Mi colpisce soprattutto l’accostamento, arrivati alla lettera “F” che sta per “femminicidio”, di aneddoti e curiosità sulle donne uccise - costrette a convivere con un mostro ben più spaventoso del virus - e i crudi dettagli del loro assassinio. È straniante, come lo è sentire gli incomprensibili numeri pronunciati a macchinetta del bollettino delle 18, o ascoltare la voce perentoria che intima di restare a casa mixarsi con quella di un prete che recita preghiere; e ancora assistere al mimo della violenza subita, di una donna con guanti di lattice che non proteggono ma deformano, le tirano i capelli, la oltraggiano. Ma sono solo brevi e intense parentesi di uno spettacolo perlopiù giocato su un registro comico, con parti che le giovani leve dimostrano di saper ben padroneggiare, servendosi talvolta del dialetto a seconda della loro provenienza: dall’ipocondriaco al complottista, dal ragazzo affetto da “sindrome della capanna” e indolenza, fino alla #bimbadiConte invasata di fitness casalingo e show dai balconi.
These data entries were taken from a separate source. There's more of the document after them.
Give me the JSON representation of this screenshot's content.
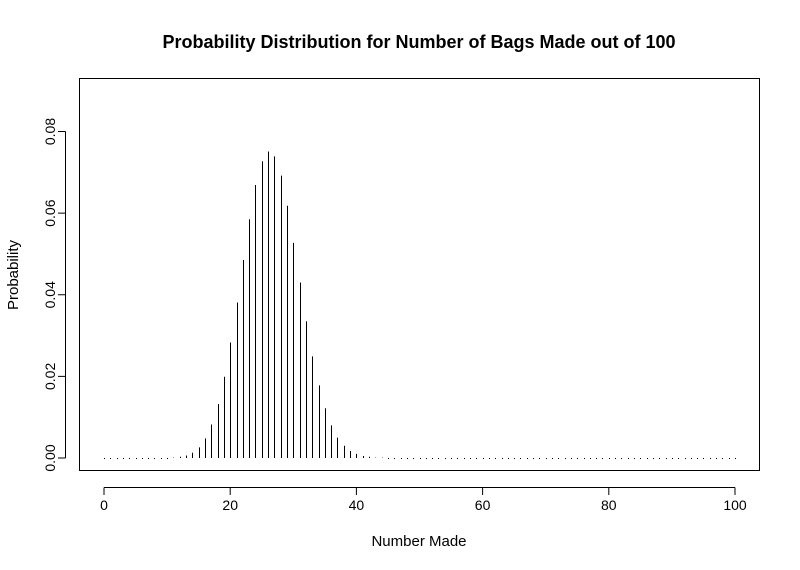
{
  "chart_data": {
    "type": "bar",
    "title": "Probability Distribution for Number of Bags Made out of 100",
    "xlabel": "Number Made",
    "ylabel": "Probability",
    "xlim": [
      0,
      100
    ],
    "ylim": [
      0,
      0.09
    ],
    "x_ticks": [
      0,
      20,
      40,
      60,
      80,
      100
    ],
    "y_ticks": [
      0.0,
      0.02,
      0.04,
      0.06,
      0.08
    ],
    "x_tick_labels": [
      "0",
      "20",
      "40",
      "60",
      "80",
      "100"
    ],
    "y_tick_labels": [
      "0.00",
      "0.02",
      "0.04",
      "0.06",
      "0.08"
    ],
    "grid": false,
    "x": [
      0,
      1,
      2,
      3,
      4,
      5,
      6,
      7,
      8,
      9,
      10,
      11,
      12,
      13,
      14,
      15,
      16,
      17,
      18,
      19,
      20,
      21,
      22,
      23,
      24,
      25,
      26,
      27,
      28,
      29,
      30,
      31,
      32,
      33,
      34,
      35,
      36,
      37,
      38,
      39,
      40,
      41,
      42,
      43,
      44,
      45,
      46,
      47,
      48,
      49,
      50,
      51,
      52,
      53,
      54,
      55,
      56,
      57,
      58,
      59,
      60,
      61,
      62,
      63,
      64,
      65,
      66,
      67,
      68,
      69,
      70,
      71,
      72,
      73,
      74,
      75,
      76,
      77,
      78,
      79,
      80,
      81,
      82,
      83,
      84,
      85,
      86,
      87,
      88,
      89,
      90,
      91,
      92,
      93,
      94,
      95,
      96,
      97,
      98,
      99,
      100
    ],
    "values": [
      0,
      0,
      0,
      0,
      0,
      0,
      0,
      0,
      0,
      0,
      0,
      0.0001,
      0.0003,
      0.0006,
      0.0013,
      0.0026,
      0.0048,
      0.0082,
      0.0132,
      0.0199,
      0.0283,
      0.0381,
      0.0485,
      0.0585,
      0.0669,
      0.0727,
      0.0751,
      0.0739,
      0.0692,
      0.0618,
      0.0527,
      0.043,
      0.0335,
      0.0249,
      0.0178,
      0.0122,
      0.008,
      0.005,
      0.003,
      0.0017,
      0.001,
      0.0005,
      0.0003,
      0.0001,
      0.0001,
      0,
      0,
      0,
      0,
      0,
      0,
      0,
      0,
      0,
      0,
      0,
      0,
      0,
      0,
      0,
      0,
      0,
      0,
      0,
      0,
      0,
      0,
      0,
      0,
      0,
      0,
      0,
      0,
      0,
      0,
      0,
      0,
      0,
      0,
      0,
      0,
      0,
      0,
      0,
      0,
      0,
      0,
      0,
      0,
      0,
      0,
      0,
      0,
      0,
      0,
      0,
      0,
      0,
      0,
      0,
      0
    ]
  }
}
Non manca nemmeno l’imitazione del primo ministro e una critica al governo per la scarsa o nulla considerazione ricevuta in quanto lavoratori dello spettacolo, oltre all’urgente rivendicazione dei propri diritti una volta arrivati alla lettera “L”, quando non più soli ma insieme, sollevano per protesta i loro cartelli.
E una critica espressa infine, in silenzio, anche da Emma Dante, che ha disertato a malincuore l’anteprima del saggio per non condividere il suo lavoro col nuovo assessore regionale ai Beni culturali, il leghista Alberto Samonà, invitato alla prova generale dello spettacolo.

I diciannove attori, adesso proiettati verso il futuro e la loro sbocciante carriera, si lasciano alle spalle un periodo intenso, narrato come chi guarda da lontano e con ironia un pericolo scampato, prendendone le distanze e facendoci divertire; ma una volta spente le luci, alla fine dell’esibizione, una voce esorta il pubblico ad uscire a poco poco, mantenendo il consueto distanziamento.
E questa nuova, strana, realtà torna a prendere il posto di una solo momentanea illusione.